JACKSON The neediest families families in Mississippi must have access to assistance when they need it, a group of community advocates, nonprofit organizations and lawmakers gathered at the Capitol Thursday argued. They are promoting two pieces of legislation to force the Mississippi Department of Human Services to transfer more Temporary Assistance for Needy Families, or TANF, funds to be used for child care subsidies and provide the necessary assistance.
Mississippi's maximum TANF allowance per month is the lowest in the nation, a report by the Mississippi Low Income Child Care Initiative found. The report's data, from the state Department of Human Services and the U.S. Health and Human Services, found that a family of three eligible for TANF can receive a maximum of $170 per month in Mississippi. The report surveyed the past 20 years of TANF data.
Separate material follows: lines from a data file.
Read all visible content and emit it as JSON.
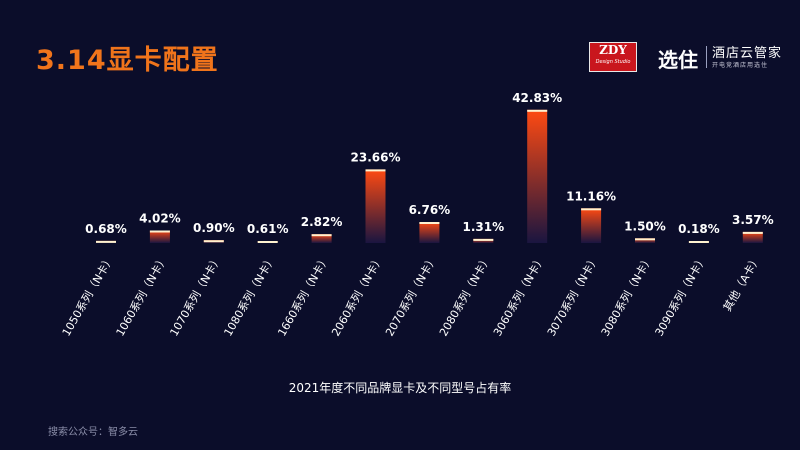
{
  "header": {
    "title": "3.14显卡配置",
    "logo_zdy": "ZDY",
    "logo_zdy_sub": "Design Studio",
    "brand_mark": "选住",
    "brand_name": "酒店云管家",
    "brand_slogan": "开电竞酒店用选住"
  },
  "footer": {
    "source": "搜索公众号：智多云"
  },
  "colors": {
    "background": "#0b0d2a",
    "title": "#f0741b",
    "bar_top": "#ff4a12",
    "bar_bottom": "#1a1540",
    "bar_cap": "#fff2d0"
  },
  "chart_data": {
    "type": "bar",
    "xlabel": "2021年度不同品牌显卡及不同型号占有率",
    "ylim": [
      0,
      45
    ],
    "categories": [
      "1050系列（N卡）",
      "1060系列（N卡）",
      "1070系列（N卡）",
      "1080系列（N卡）",
      "1660系列（N卡）",
      "2060系列（N卡）",
      "2070系列（N卡）",
      "2080系列（N卡）",
      "3060系列（N卡）",
      "3070系列（N卡）",
      "3080系列（N卡）",
      "3090系列（N卡）",
      "其他（A卡）"
    ],
    "values": [
      0.68,
      4.02,
      0.9,
      0.61,
      2.82,
      23.66,
      6.76,
      1.31,
      42.83,
      11.16,
      1.5,
      0.18,
      3.57
    ],
    "value_labels": [
      "0.68%",
      "4.02%",
      "0.90%",
      "0.61%",
      "2.82%",
      "23.66%",
      "6.76%",
      "1.31%",
      "42.83%",
      "11.16%",
      "1.50%",
      "0.18%",
      "3.57%"
    ]
  }
}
"What we discovered in our review ... is that people have been moved off the welfare rolls but not out of poverty and not into work," Carol Burnett, executive director of the initiative, said at the Capitol Thursday. "TANF caseloads have fallen precipitously, but poverty is rising among families with children."
MCLICCI TANF Report
To be eligible for TANF, families must meet financial thresholds and have children under age 18 to qualify. Additionally, factors such as school attendance and work eligibility are factored in to a family's chances of receiving TANF funds under state law. Families can receive TANF in Mississippi for a maximum of 60 months.
The state and federal requirements are some of the main reasons families lose their TANF support, report author Matt Williams said Thursday. In 2015, Mississippi approved 190 of more than 13,000 TANF applications. Additionally, the State left almost $35 million in TANF funds unallocated in 2016 that could have been used on the Child Care Development Block Grant, which helps pay for child-care subsidies for low-income families.
"Virtually all those on TANF are single moms with young children, this demographic must have affordable full-time childcare in order to work," Burnett said.
Cassandra Welchlin, the executive director of the Women's Economic Security Initiative, said the group is proposing two pieces of legislation this session: one to designate up to 30 percent of the Child Care Development Block Grant to pay for child-care subsidies. The other bill would create a "Maintenance of Effort" program that awards scholarships to families in need, specifically single mothers who need to work, go to school and pay for child care for their kids too.
MDHS could make these changes on their own, without legislation, but Democratic lawmakers called for oversight Thursday.
"It makes zero sense for us as a state where we have one in four children who live in poverty, for us to forego $35 million in TANF funds," Rep. Jarvis Dortch, D-Jackson, said. "It makes even less sense for our Legislature to not have any oversight on how we spend our TANF dollars and whether or not where we're spending it is actually working."
When confronted about the $35 million in TANF funds left on the table this fall during budget working group meetings, MDHS Executive Director John Davis said he transferred the maximum amount of TANF funds he could through the federal child-care block grant. In order to use the leftover TANF money, Davis said he would have to create a separate program, and hasn't done that.
"I would have to actually start a separate child-care program to use those funds," Davis said in October. "I can't just funnel that through the child-care block grant."
Gov. Phil Bryant has full purview over MDHS and appoints its executive director.